The Charter and activities in Lebanon, Presentation and methods
by Ziad MAJED
What is the Charter of Human Responsibilities?
The Charter is a text that was written thanks to the efforts of people from a number of continents and countries. It is also a working process that consists of disseminating this Charter, which, on the one hand, lists certain principles associated with the idea of responsibility and on the other, complements Human Rights with the aspect of human and citizen responsibility. So it involves activities that are based on disseminating the Charter but which are, at the same time, linked, to some degree, to the Charter’s philosophy. In other words, it’s about establishing spaces for participation, spaces for dialogue and inciting responsibility in individuals and groups in various countries.
For us, in the Arab region, and more specifically in Lebanon, we began by translating the text into Arabic and adapted it accordingly. I think the problem of terminology, which exists perhaps in other regions, regarding the translation of the term responsibility, wasn’t an issue for us, firstly, because this term is often used in Arab political literature; in Arabic it is MassouLia; and secondly, because of the generally Muslim religious background, where the term responsibility carries a relatively strong religious connotation for the individual believer, who must take his actions upon himself, and is thus responsible for them before God. So we worked on this term and translated the text. The text was then disseminated by way of cultural clubs and students, as well as at the Arab Book Fair, held in Beirut.
There are perhaps a few comments and details which should be considered: first of all, as the majority of Arab countries are non-democratic, people don’t “really” feel responsible because they have no way of changing an authority they don’t like, and they don’t feel that they are masters of their own political and social fate.
So, working on principles associated with responsibility is not an easy task but it is nonetheless a very interesting one, particularly in light of the region’s situation, where there is a feeling that outside the Arab world, a number of states and even societies are to some extent responsible for what is happening in the Arab world itself.
The work is, therefore, twofold: on the one hand, there is the issue of citizenship in the Arab world and the responsibility that leads to change, and on the other, solidarity between the world’s societies where people are working on the same principles.

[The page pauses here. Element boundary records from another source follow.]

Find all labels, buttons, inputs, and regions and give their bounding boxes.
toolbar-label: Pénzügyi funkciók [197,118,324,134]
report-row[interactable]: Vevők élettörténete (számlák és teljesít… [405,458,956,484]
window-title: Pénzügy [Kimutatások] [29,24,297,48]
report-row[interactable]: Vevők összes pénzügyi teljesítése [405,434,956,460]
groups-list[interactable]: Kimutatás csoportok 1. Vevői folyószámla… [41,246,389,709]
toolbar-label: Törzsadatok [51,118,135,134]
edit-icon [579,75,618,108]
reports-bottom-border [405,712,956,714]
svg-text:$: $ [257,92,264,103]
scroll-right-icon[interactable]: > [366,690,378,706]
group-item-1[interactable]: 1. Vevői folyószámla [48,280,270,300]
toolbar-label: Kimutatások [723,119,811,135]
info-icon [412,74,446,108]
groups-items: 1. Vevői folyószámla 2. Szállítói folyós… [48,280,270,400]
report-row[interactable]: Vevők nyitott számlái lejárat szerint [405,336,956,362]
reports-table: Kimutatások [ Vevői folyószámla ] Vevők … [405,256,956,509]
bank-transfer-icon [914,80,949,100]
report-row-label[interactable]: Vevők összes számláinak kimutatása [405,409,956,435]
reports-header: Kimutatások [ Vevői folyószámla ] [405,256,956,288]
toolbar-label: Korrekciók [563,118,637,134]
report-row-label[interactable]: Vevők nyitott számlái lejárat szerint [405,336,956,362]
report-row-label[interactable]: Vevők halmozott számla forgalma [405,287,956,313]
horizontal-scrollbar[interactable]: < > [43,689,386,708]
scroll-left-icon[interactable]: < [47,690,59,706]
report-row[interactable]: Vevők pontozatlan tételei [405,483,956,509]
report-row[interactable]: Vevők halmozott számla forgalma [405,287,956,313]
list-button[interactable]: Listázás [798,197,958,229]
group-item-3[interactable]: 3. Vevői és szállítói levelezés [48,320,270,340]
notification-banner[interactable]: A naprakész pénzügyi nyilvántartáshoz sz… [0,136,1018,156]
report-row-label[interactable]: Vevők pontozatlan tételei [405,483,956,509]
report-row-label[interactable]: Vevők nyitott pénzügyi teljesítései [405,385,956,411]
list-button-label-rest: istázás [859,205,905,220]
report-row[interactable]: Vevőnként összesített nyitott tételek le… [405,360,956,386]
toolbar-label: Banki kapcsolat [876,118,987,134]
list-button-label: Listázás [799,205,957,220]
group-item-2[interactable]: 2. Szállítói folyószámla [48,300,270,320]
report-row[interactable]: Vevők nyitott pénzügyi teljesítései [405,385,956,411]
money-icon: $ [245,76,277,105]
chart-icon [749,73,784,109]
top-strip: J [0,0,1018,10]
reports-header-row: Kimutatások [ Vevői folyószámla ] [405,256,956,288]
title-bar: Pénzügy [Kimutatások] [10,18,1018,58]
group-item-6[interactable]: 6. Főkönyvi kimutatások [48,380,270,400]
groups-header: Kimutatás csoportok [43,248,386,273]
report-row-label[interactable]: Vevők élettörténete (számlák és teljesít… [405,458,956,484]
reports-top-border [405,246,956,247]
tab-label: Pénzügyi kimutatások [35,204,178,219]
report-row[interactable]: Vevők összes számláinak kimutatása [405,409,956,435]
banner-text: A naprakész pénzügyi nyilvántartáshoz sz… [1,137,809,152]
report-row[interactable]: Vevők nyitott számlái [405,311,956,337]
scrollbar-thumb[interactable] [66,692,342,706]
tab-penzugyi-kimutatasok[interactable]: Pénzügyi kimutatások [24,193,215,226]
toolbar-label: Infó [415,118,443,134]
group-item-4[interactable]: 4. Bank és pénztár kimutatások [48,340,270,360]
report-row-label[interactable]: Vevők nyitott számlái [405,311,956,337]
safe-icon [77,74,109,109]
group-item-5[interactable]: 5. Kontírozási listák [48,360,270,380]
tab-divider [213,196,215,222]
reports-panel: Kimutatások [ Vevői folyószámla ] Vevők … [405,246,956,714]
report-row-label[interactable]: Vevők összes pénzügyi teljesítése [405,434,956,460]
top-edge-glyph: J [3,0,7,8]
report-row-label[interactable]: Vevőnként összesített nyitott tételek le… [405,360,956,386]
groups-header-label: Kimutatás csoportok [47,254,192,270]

How are you putting this Charter into action?
In this first phase, which we have been at for the last six months, we organised meetings with both groups of students and with the older generation that has, for years, been involved in social and cultural struggles and political work in general. So first of all, we present the Charter, its ideas and the actions that took place around Lille and since Lille. Secondly, we lead a discussion on how this notion of responsibility might be seen from an Arab point of view, and to what extent it expresses the concerns of Arab citizens who are seeking a world which is more responsible. Again, two generations are present:
The youngest, who are more interested by what is happening in the world and in the internationalist movement, are extremely enthusiastic.
So there were meetings, there was the dissemination of the Charter itself, which consists of two texts: the Charter and another text with an introduction that goes further into the approach behind the text. We are also going to present it on the websites of a number of Arab NGOs and social and political movements, and I think it will be beneficial for a lot of other countries.
There is also the idea of making a short film at least 5-6 minutes long with spots of people from different backgrounds and generations speaking about what the term responsibility evokes for them.
We also have the idea of holding a Lebanon meeting where we could invite representatives from civil society and former journalists, and I think we could find business leaders or people connected to the government, and hold a short seminar on the Charter and distribute it.
We could perhaps later invite several members of the International Committee to give conferences in universities where they could both target students and teachers, in preparation for a major meeting on the Charter in September 2006.
When I go back, I think that after seeing the work others have been able to do on the Charter, we will try to adopt several approaches, perhaps in connection with women, progressive members of parliament, businesspeople, etc.
So you work on a number of levels: directly with civil society, with the media, with political groups, with companies and so forth.
Exactly, because I think the challenge is that if the Charter is ever going to be extensively adopted and hold a place in public debates, the work cannot be restricted to grassroots or social movements sectors – although these sectors are very important – but there has to also be another level of work connected to the media, which is able to disseminate the principles on a large scale, or if they don’t want to speak about the Charter in its entirety, they can find a text with a principle that is able to spur debates on the idea of responsibility, and people connected to the decision making process.
I think working on multiple levels is important. Furthermore, if work on international institutions is to be developed with the Charter’s International Committee on an international level, it seems just as important to do some lobbying in numerous countries and not just in democratic countries where public opinions are listened to.
What are you referring to when you speak about “Lille”?
Lille was a Citizen Assembly of all the world’s continents. Before Lille, there had been regional and continental assemblies, with meetings in the Arab world, in Africa, Europe, Latin America and Asia. In these meetings, there had been a huge amount of discussion on a number of topics, from social movements, governance, participation, and women’s rights to a series of relatively complex topics.
In Lille, for each regional or continental meeting, there were delegates from a number of social backgrounds and professional profiles who met late in 2001 to put together this charter. This was done through workshops that took place over four or five days. Suggestions were put forward by each workshop, which at the end resulted in the drafting of the text.